Hunter does go on to note that Reid’s attack on conservative donors Charles and David Koch is even less effective as a greater campaign tactic than the GOP’s attack on the Senator. The reason? Even fewer voters have any idea who the Koch brothers are.

“Republicans needn’t worry too much, though,” Hunter says, “as Reid’s line of attack against them isn’t much better. He’s focused on an even lesser-known pair of bogeymen, the energy billionaire Koch brothers, who are financing a number of pro-Republican groups.”

This point is buttressed by a recent George Washington University Battleground Poll that found that Harry Reid is better known and more disliked than the Koch brothers.

The Battleground poll found that 35 percent of respondents had an unfavorable opinion of Harry Reid, but still 41 percent didn’t even know who he was. Yet that paled in comparison to what Americans thought of the Kochs. The poll found that a full 63 percent had never even heard of them and that only 25 percent had an unfavorable opinion toward them.

Regardless, Harry Reid has spent a year beating the anti-Koch brothers drum.
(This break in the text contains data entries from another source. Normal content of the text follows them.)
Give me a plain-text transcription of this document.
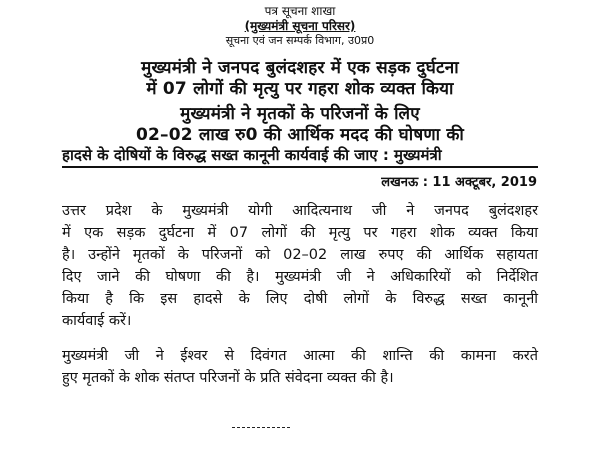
पत्र सूचना शाखा
(मुख्यमंत्री सूचना परिसर)
सूचना एवं जन सम्पर्क विभाग, उ0प्र0
मुख्यमंत्री ने जनपद बुलंदशहर में एक सड़क दुर्घटना
में 07 लोगों की मृत्यु पर गहरा शोक व्यक्त किया
मुख्यमंत्री ने मृतकों के परिजनों के लिए
02–02 लाख रु0 की आर्थिक मदद की घोषणा की
हादसे के दोषियों के विरुद्ध सख्त कानूनी कार्यवाई की जाए : मुख्यमंत्री
लखनऊ : 11 अक्टूबर, 2019
उत्तर प्रदेश के मुख्यमंत्री योगी आदित्यनाथ जी ने जनपद बुलंदशहर
में एक सड़क दुर्घटना में 07 लोगों की मृत्यु पर गहरा शोक व्यक्त किया
है। उन्होंने मृतकों के परिजनों को 02–02 लाख रुपए की आर्थिक सहायता
दिए जाने की घोषणा की है। मुख्यमंत्री जी ने अधिकारियों को निर्देशित
किया है कि इस हादसे के लिए दोषी लोगों के विरुद्ध सख्त कानूनी
कार्यवाई करें।
मुख्यमंत्री जी ने ईश्वर से दिवंगत आत्मा की शान्ति की कामना करते
हुए मृतकों के शोक संतप्त परिजनों के प्रति संवेदना व्यक्त की है।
He has blamed the donors for just about everything imaginable; Reid has hyperbolically claimed that the Kochs are responsible for such wide-ranging issues as the situation in Ukraine to the supposed disaster of global warming.

It appears, though, that Reid has failed to make much headway in his quest to make Americans fear and loathe the Koch brothers.

Hunter reported another poll that is bad for Reid: “A Gallup Poll released yesterday showed that 32 percent of Americans hadn’t heard of Reid, while 41 percent held unfavorable views of him.”

Still, Reid certainly deserves the attacks. After all, it was Harry Reid who claimed that he had “inside” information that 2012 GOP presidential nominee Mitt Romney didn’t pay any federal income taxes. This was an obvious lie, as Reid never once made an attempt to prove his claim and Romney presented plenty of tax returns to refute it all. It was such a blatant lie that even the left-leaning Politifact gave it a “pants on fire” rating.

Hunter does ignore one big reason why Reid has spent so much time vitriolically attacking the Koch brothers: its good for bleeding donations from left-wing party faithful.

A recent Slate article noted that Koch bashing can triple a Democrat’s fundraising haul.

The RNC’s focus on Reid, though, mirrors the campaign against now former Speaker of the House Nancy Pelosi, one of the most despised leaders in recent memory. It could be said that the long-running campaign against Pelosi was successful enough to have her fall from the Speaker’s chair down to her current status as ignored and powerless. Republicans hope to do the same to Reid.